Conditions inside Myanmar's prisons are said to be bleak. Former detainees and rights groups described torture, brutality and inhumane conditions.

Yuki Kitazumi, a Japanese journalist arrested in February and held at Insein Prison for a month, told VOA about the stories he had heard of torture.

"They were tortured in the military compound before they arrived at Insein Prison," Kitazumi said, adding that often an inmate would be hooded, with their hands cuffed behind their back, and then made to kneel."

Kitazumi said, "They continued interrogation for 24 hours on a day and continued on several days. No drink for two days, and no food for three days."

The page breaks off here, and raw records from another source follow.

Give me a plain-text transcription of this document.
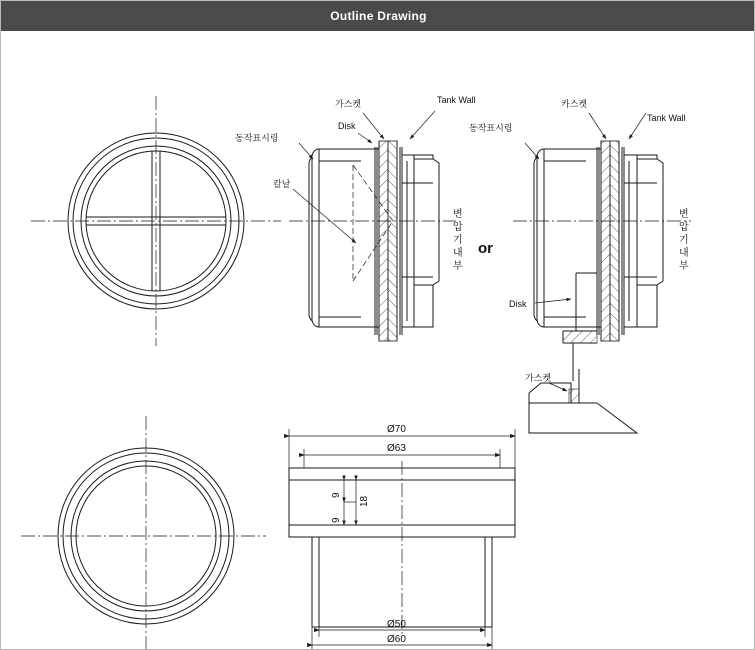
Outline Drawing
가스켓	Tank Wall
Disk
동작표시링
칼날
변 압 기 내 부
or
카스켓
Tank Wall
동작표시링
Disk
변 압 기 내 부
가스켓
Ø70
Ø63
18
9
9
Ø50
Ø60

U.S. journalist Nathan Maung, who was also detained by the junta earlier this year, told VOA he was beaten and blindfolded.

'Anyone can be killed'

Maung, a U.S. citizen of Burmese descent, said Naing's death shows the extreme risks for media.

"Taking photos in the empty streets in order to show the world that people of Burma are in a 'silence strike'— it is enough for the military to kill," Maung said. "Anyone can be killed in the first three days in their hands. If not, you have survived."

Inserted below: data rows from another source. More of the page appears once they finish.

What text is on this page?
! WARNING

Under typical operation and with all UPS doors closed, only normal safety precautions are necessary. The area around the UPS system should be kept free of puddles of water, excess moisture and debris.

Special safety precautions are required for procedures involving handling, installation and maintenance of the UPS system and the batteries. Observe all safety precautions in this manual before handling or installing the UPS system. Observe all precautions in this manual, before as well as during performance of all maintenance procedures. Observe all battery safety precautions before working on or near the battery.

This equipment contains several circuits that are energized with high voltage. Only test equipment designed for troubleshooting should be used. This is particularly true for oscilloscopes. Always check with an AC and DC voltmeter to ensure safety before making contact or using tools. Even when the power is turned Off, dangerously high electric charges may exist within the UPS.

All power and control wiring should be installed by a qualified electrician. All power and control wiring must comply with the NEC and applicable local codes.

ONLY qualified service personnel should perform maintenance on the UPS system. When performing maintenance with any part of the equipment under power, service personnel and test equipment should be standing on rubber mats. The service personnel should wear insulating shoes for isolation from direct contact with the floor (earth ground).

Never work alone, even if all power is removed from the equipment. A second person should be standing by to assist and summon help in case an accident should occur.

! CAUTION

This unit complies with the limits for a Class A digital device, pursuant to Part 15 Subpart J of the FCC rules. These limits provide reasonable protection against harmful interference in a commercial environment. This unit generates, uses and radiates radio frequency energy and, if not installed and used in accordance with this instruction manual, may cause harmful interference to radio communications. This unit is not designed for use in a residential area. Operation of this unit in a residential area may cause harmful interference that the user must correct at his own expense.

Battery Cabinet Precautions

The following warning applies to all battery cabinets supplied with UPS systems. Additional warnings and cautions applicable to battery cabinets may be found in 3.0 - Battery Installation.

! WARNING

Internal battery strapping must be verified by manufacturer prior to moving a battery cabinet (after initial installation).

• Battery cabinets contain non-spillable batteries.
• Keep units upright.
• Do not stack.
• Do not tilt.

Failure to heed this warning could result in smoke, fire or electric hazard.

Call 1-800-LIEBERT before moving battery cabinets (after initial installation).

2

Naing's death has worried the families of other detained journalists.

So far this month, the junta has detained Democratic Voice of Burma (DVB) reporter Aung San Lin on December 11 and local journalist Min Theik Tun on December 12. Freelance photographer Zaw Tun was detained the same day as Naing.

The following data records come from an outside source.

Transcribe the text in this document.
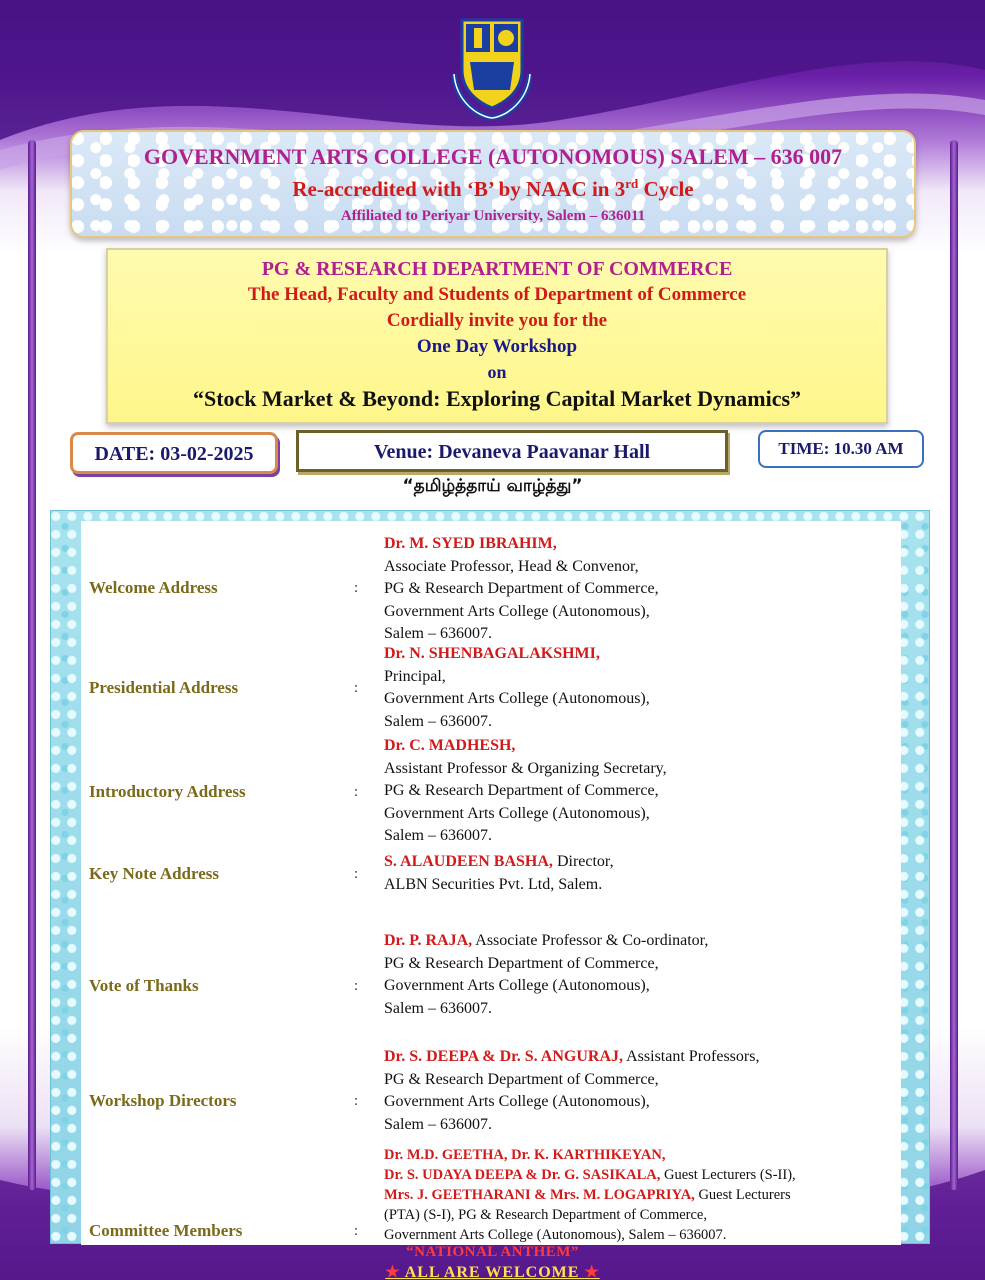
GOVERNMENT ARTS COLLEGE (AUTONOMOUS) SALEM – 636 007
Re-accredited with ‘B’ by NAAC in 3rd Cycle
Affiliated to Periyar University, Salem – 636011
PG & RESEARCH DEPARTMENT OF COMMERCE
The Head, Faculty and Students of Department of Commerce
Cordially invite you for the
One Day Workshop
on
“Stock Market & Beyond: Exploring Capital Market Dynamics”
DATE: 03-02-2025	Venue: Devaneva Paavanar Hall	TIME: 10.30 AM
“தமிழ்த்தாய் வாழ்த்து”
Welcome Address	:
Dr. M. SYED IBRAHIM,
Associate Professor, Head & Convenor,
PG & Research Department of Commerce,
Government Arts College (Autonomous),
Salem – 636007.
Presidential Address	:
Dr. N. SHENBAGALAKSHMI,
Principal,
Government Arts College (Autonomous),
Salem – 636007.
Introductory Address	:
Dr. C. MADHESH,
Assistant Professor & Organizing Secretary,
PG & Research Department of Commerce,
Government Arts College (Autonomous),
Salem – 636007.
Key Note Address	:
S. ALAUDEEN BASHA, Director,
ALBN Securities Pvt. Ltd, Salem.
Vote of Thanks	:
Dr. P. RAJA, Associate Professor & Co-ordinator,
PG & Research Department of Commerce,
Government Arts College (Autonomous),
Salem – 636007.
Workshop Directors	:
Dr. S. DEEPA & Dr. S. ANGURAJ, Assistant Professors,
PG & Research Department of Commerce,
Government Arts College (Autonomous),
Salem – 636007.
Committee Members	:
Dr. M.D. GEETHA, Dr. K. KARTHIKEYAN,
Dr. S. UDAYA DEEPA & Dr. G. SASIKALA, Guest Lecturers (S-II),
Mrs. J. GEETHARANI & Mrs. M. LOGAPRIYA, Guest Lecturers
(PTA) (S-I), PG & Research Department of Commerce,
Government Arts College (Autonomous), Salem – 636007.
“NATIONAL ANTHEM”
★ ALL ARE WELCOME ★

On Sunday, authorities detained freelance photojournalists Zaw Lin Htut and Su Yee Lin of the East Yangon University Students' Union, while they were in a bakery in a Yangon suburb.

A friend of Htut told VOA Burmese the pair were on their way to a solidarity protest. But five men took the pair away at gun point.

"So far, we do not know where they are being held or what their condition is," said the friend, who requested anonymity for safety concerns.

"In the aftermath of the arrest and detention of journalists, and in the case of Soe Naing, it is possible that the junta is deliberately persecuting, torturing and killing journalists. We are concerned about sexual violence against female detainees, as well," Htut's friend told VOA Burmese.

As of mid-December, Reporting ASEAN, a monitoring group for countries in Southeast Asia, shows 113 journalists or media workers arrested in 2021, with at least 42 still detained.